Until December 31, 2023, the July 8, 1994 concert was the only complete Gamehendge performance to have been issued by the band as an official live release. It was first featured as part of their Dinner and a Movie webcast series in July 2020, and was made available on their LivePhish website the next month. The July 1994 concert had been recorded by Boston public television station WGBH.

The 1994 shows were recorded in 24-track digital for, it is assumed, a CD-ROM project that was mentioned in a 1994 Doniac Schvice. The project has long since been shelved.

Another common sequence at shows from 1988 to 1995, and less frequently after, was to play Colonel Forbin's Ascent segueing into Fly Famous Mockingbird, often with an Anastasio monologue sandwiched in between.

When songs from the project are performed live, accompanying narration often details the transportation of the audience to Gamehendge. Some fans speak of "going to Gamehendge" with reference to attending a Phish concert. Some songs and narratives explain how to get to Gamehendge, as evident in live versions of "Kung," "Harpua," "NO_{2}," and "It's Ice."

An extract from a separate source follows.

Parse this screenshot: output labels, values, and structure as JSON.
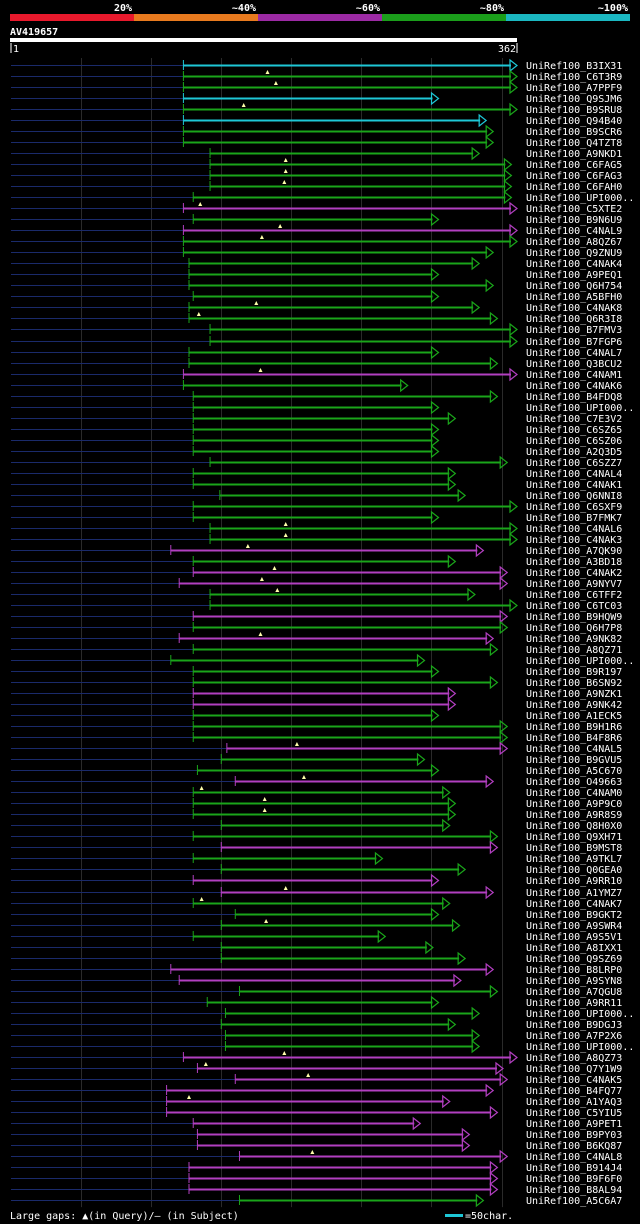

Phish performed the first complete Gamehendge cycle in 29 years during their New Year's Eve show at Madison Square Garden on December 31, 2023. The performance included all of the songs from The Man Who Stepped Into Yesterday with different narrations. In addition, there were many other associated Gamehendge songs that weren't on the original 1988 recording incorporated into the musical. The performance featured live actors, dancers and puppets portraying the characters from the songs. The song order and story was altered from the original TMWSIY. In this version Wilson is never killed and the story ends with a volcano eruption soon after The Famous Mockingbird retrieves the Helping Friendly Book. Despite the changes, this is the most complete version of Gamehendge to date and the narrator claims it is the "real" story.